A Imperatriz, o Demonão e a Marquesa

PRIORE, Mary Del. A carne e o sangue: A imperatriz D. Leopoldina, D. Pedro I e Domitila, a marquesa de Santos. – Rio de Janeiro: Rocco, 2012.

O século XIX é repleto de figuras e personagens exóticos que marcaram toda uma geração e inspiraram romancistas e biógrafos ao longo dos anos posteriores. Desse ínterim, podemos destacar a personagem da rainha Vitória e o seu amor pelo príncipe Albert, ou a vida de Napoleão I com a Imperatriz Josefina. Porém, dos interstícios de um Brasil afastado do continente europeu, encontramos um caso de paixões e intrigas não menos interessante do que a das demais partes do globo, protagonizado pelo nosso primeiro imperador constitucional e por sua amante Domitila de Castro, nobilitada pelo parceiro com o título de Marquesa de Santos. No outro vértice desse relacionamento, por sua vez, notamo-los uma jovem e desiludida arquiduquesa austríaca, que exerceu grandiosa influência no cenário político do país. Interessada pelos quadros pitorescos oferecidos por esse verdadeiro “triângulo”, eis que Mary Del Priore, umas das historiadoras brasileiras mais bem conceituadas nesses últimos anos, resolve lançar um livro cujo intento é oferecer mais esclarecimento sobre um tema deveras retratado pelos arautos da História do Brasil.

Já tendo demonstrado sua perícia em assuntos referentes à vida privada do Império, Mary Del Priore encanta o leitor pela forma linear com a qual narra os acontecimentos, sem deixar, contudo, de atribuir aos fatos a sua preciosa análise, rebuscada de elementos próprios a uma escrita romanesca. Vencedora de prêmios como o Jabuti, Casa Grande e Senzala e Sérgio Buarque de Holanda, Priore ainda é famosa por livros como A “Condessa de Barral”, que conta a trajetória da intelectual e famosa amante de D. Pedro II, além de “Histórias Íntimas” e “Ao sul do Corpo”, que revelam curiosidades sobre a vida íntima e sexual dos brasileiros. Não obstante, a autora ainda se destaca como organizadora de ilustríssimas coletâneas de textos, como “História das Mulheres no Brasil”. Entretanto, em “A Carne e o Sangue”, além discorrer com perfeição de arranjo sobre os aspectos mais relevantes da existência dos personagens centrais, a autora consegue englobar todo um jogo de articulações e manobras diplomáticas, que acabam levando esse triângulo envolvendo o Imperador, sua esposa e amante, para uma esfera global.

Mary Del Priore.

Mary Del Priore.

Dessa forma, Priore evidencia como as cortes européias (principalmente a austríaca, da qual provinha a Imperatriz Leopoldina), não estavam alheias à situação do Brasil.
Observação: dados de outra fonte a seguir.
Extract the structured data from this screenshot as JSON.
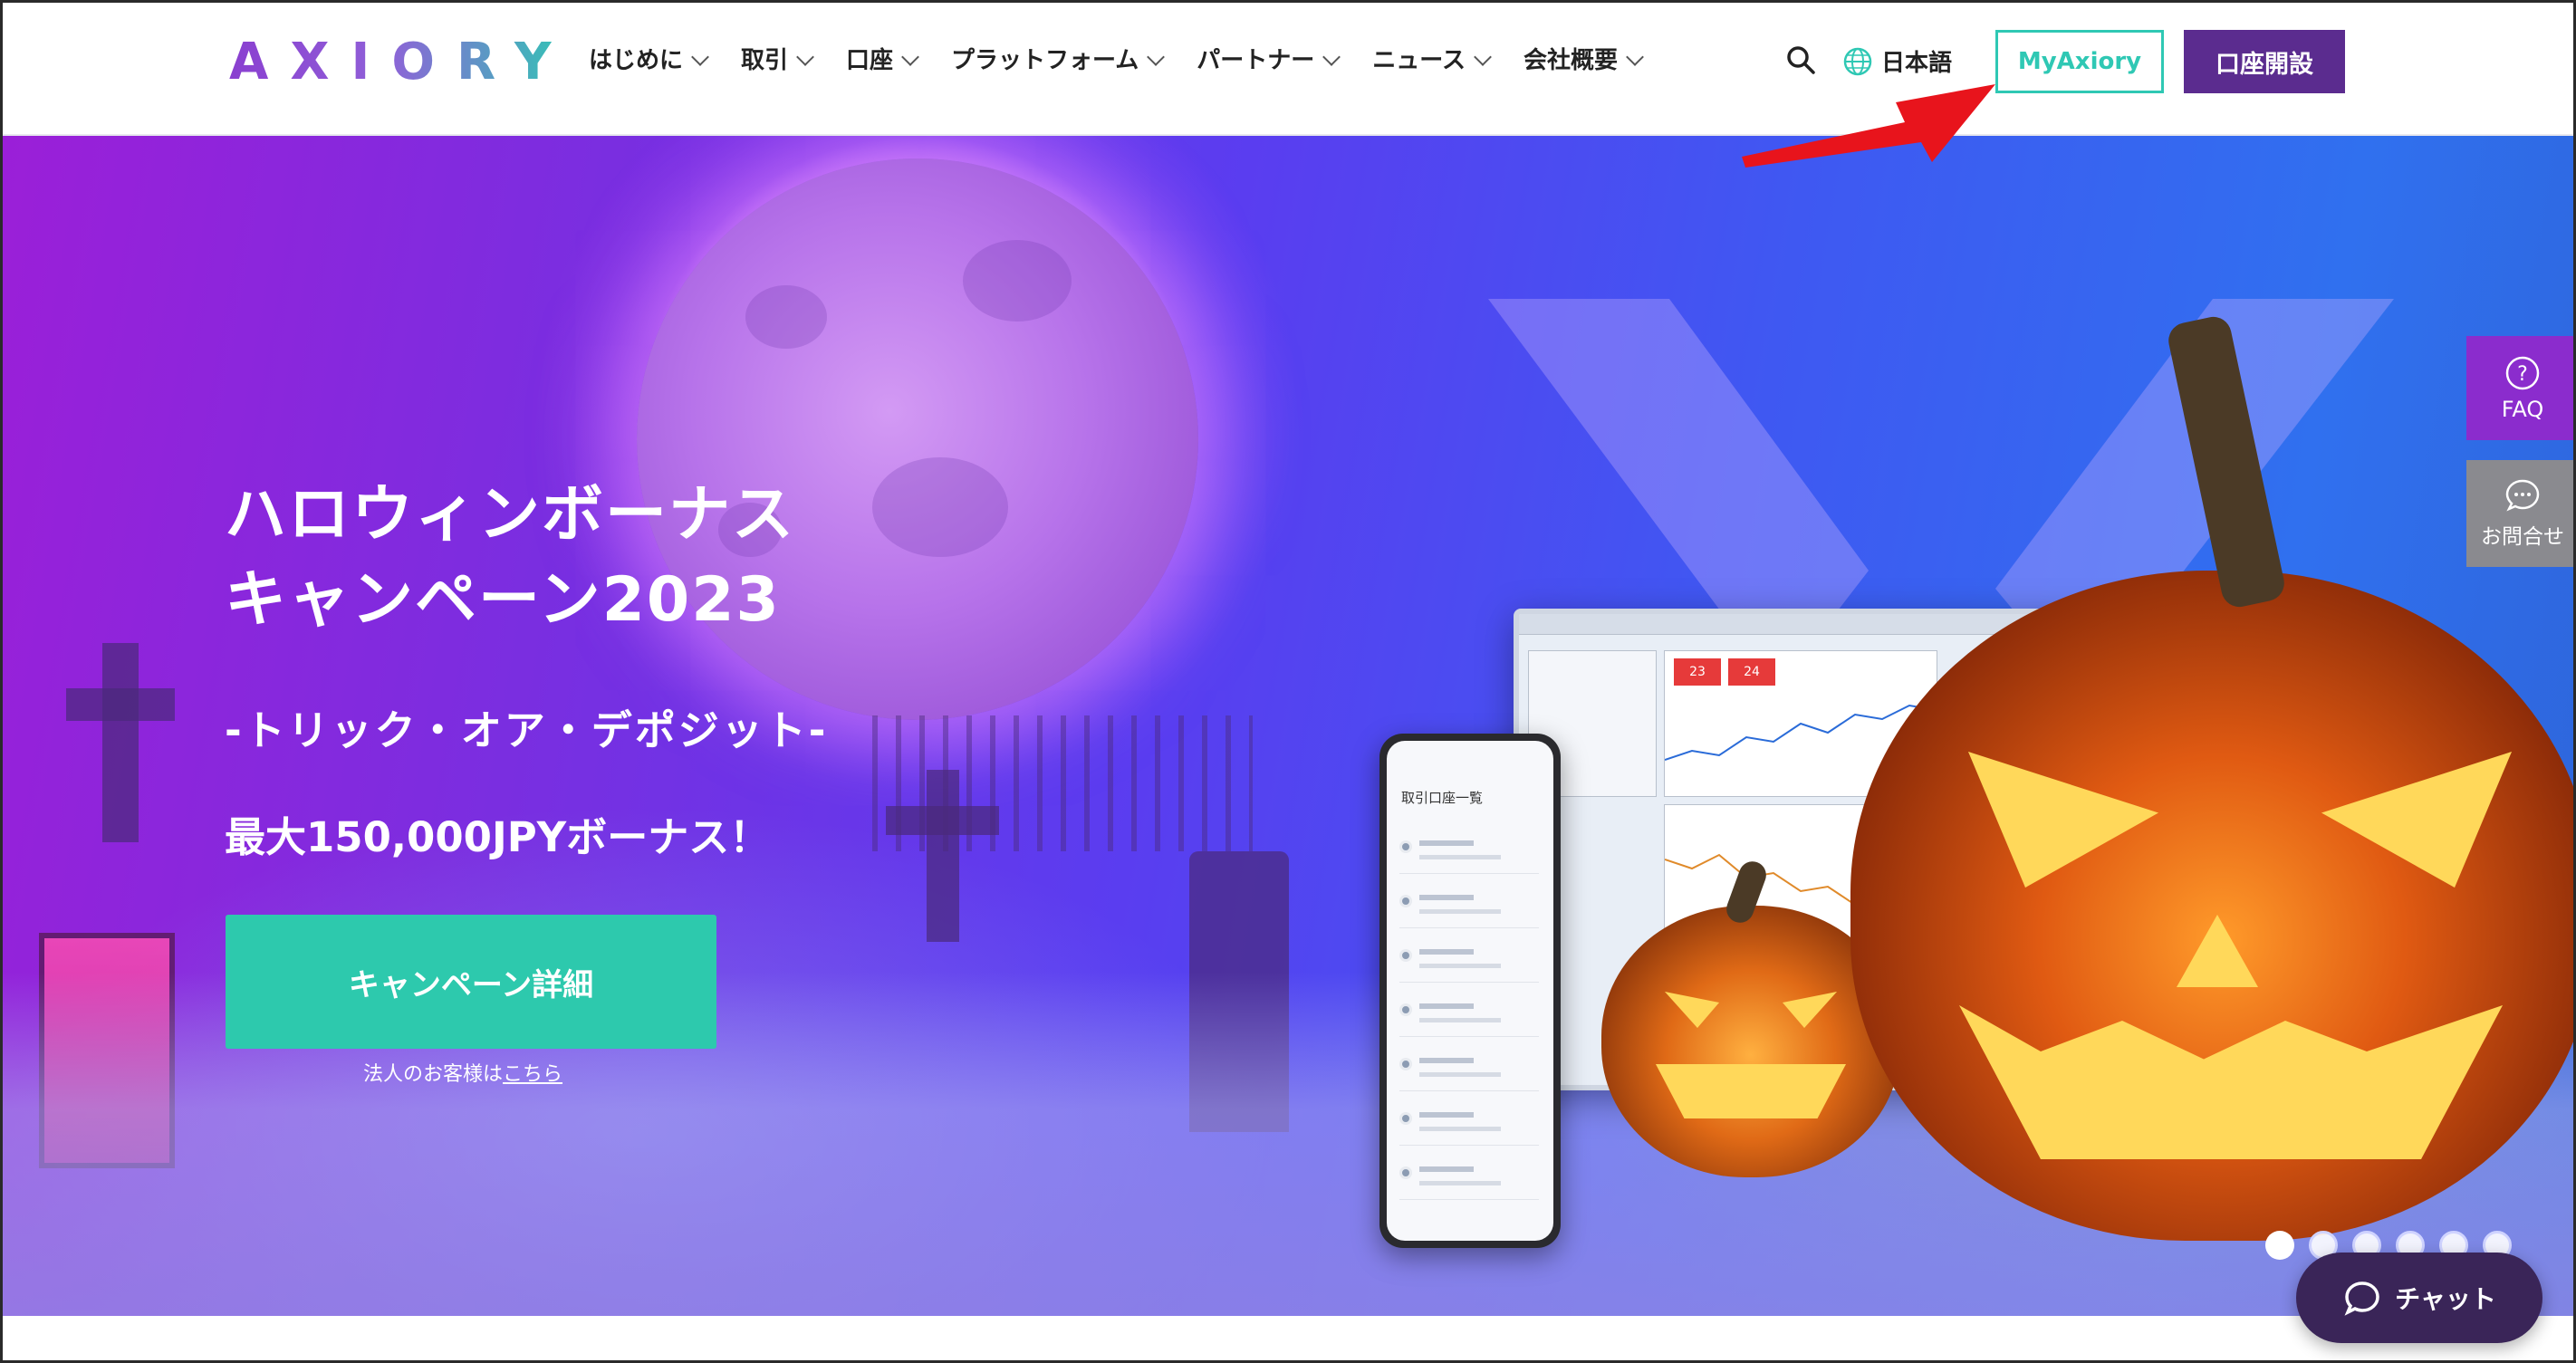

Em fato, muitas das fontes primárias utilizadas pela escritora são compostas de cartas e missivas de embaixadores, assim como relatos de cronistas que estiveram no país por esse período. Nos capítulos iniciais, ela começa por contar de forma breve a vida de D. Leopoldina, e em quais circunstâncias ela veio da sua Viena natal para uma terra tão longínqua. Destarte, para a futura soberana, fora um verdadeiro dilema se adaptar ao clima e aos costumes de um reino tão singular em relação ao qual viera. Todos os súditos de D. João VI esperavam uma bela noiva, mas o que encontraram foi uma mulher de beleza mediana, mas com uma educação tão refinada que, por sua vez, compensaria a falta de atributos estéticos. A autora aprofunda ainda mais sua análise ao investigar qual era o relacionamento que a filha de Francisco I mantinha com a sogra, Carlota Joaquina, de quem ela deplorava o caráter e as maneiras.
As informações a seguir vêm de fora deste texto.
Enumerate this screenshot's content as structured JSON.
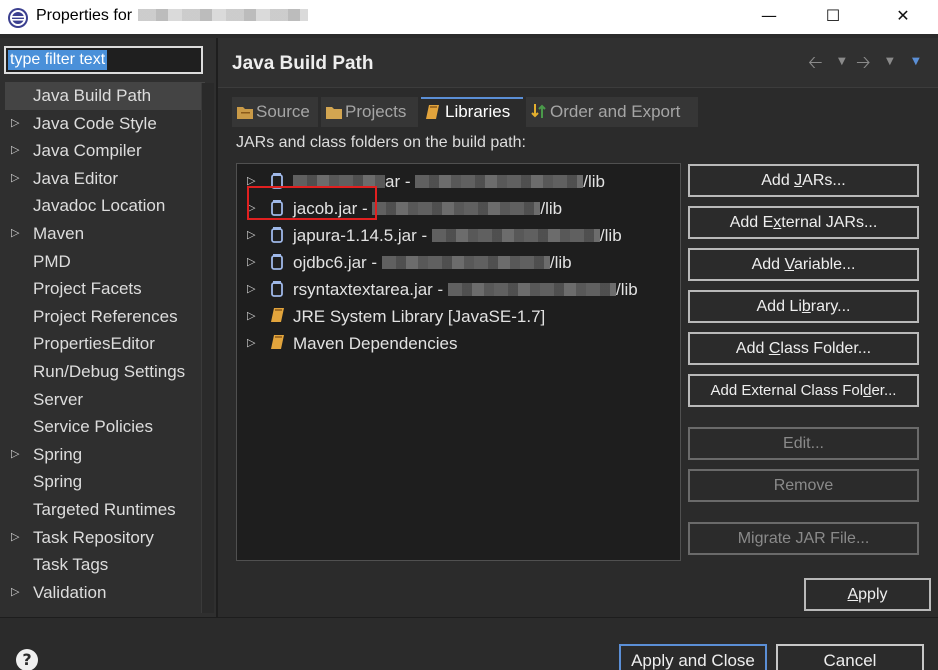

O livro possui nove capítulos, cada um dos quais contendo tópicos específicos de assuntos referentes ao tema em questão. Em 252 páginas, Mary Del Priore estabelece uma verdadeira viagem que começa ainda com a chegada da princesa real ao Brasil e as maquinações dela e do ministro José Bonifácio para proclamar a independência do Brasil. A autora deixa claro o medo que Leopoldina sentia que uma revolução semelhante à ocorrida na França em 1789 se instaurasse nos domínios de seu marido e fizesse derrubar as cabeças coroadas dela e dele, tal como ocorreu com Maria Antonieta (sua tia-avó) e Luís XVI, em 1793. Tal apreensão é demonstrada pelas cartas que a jovem enviava à sua família, ressaltando o despreparo de D. Pedro e o amor que este nutria pelas ideias liberais. Sendo assim, as circunstâncias calamitosas em que o reino do Brasil se encontrava necessitava de uma intervenção, e Leopoldina não tardou em tomá-la. Pedro, que em meados de 1822 se encontrava em São Paulo, recebera do Rio de Janeiro as missivas de sua esposa e do ministro, implorando-lhe que desatasse de vez os laços que ligavam esta terra a Portugal. E assim o foi!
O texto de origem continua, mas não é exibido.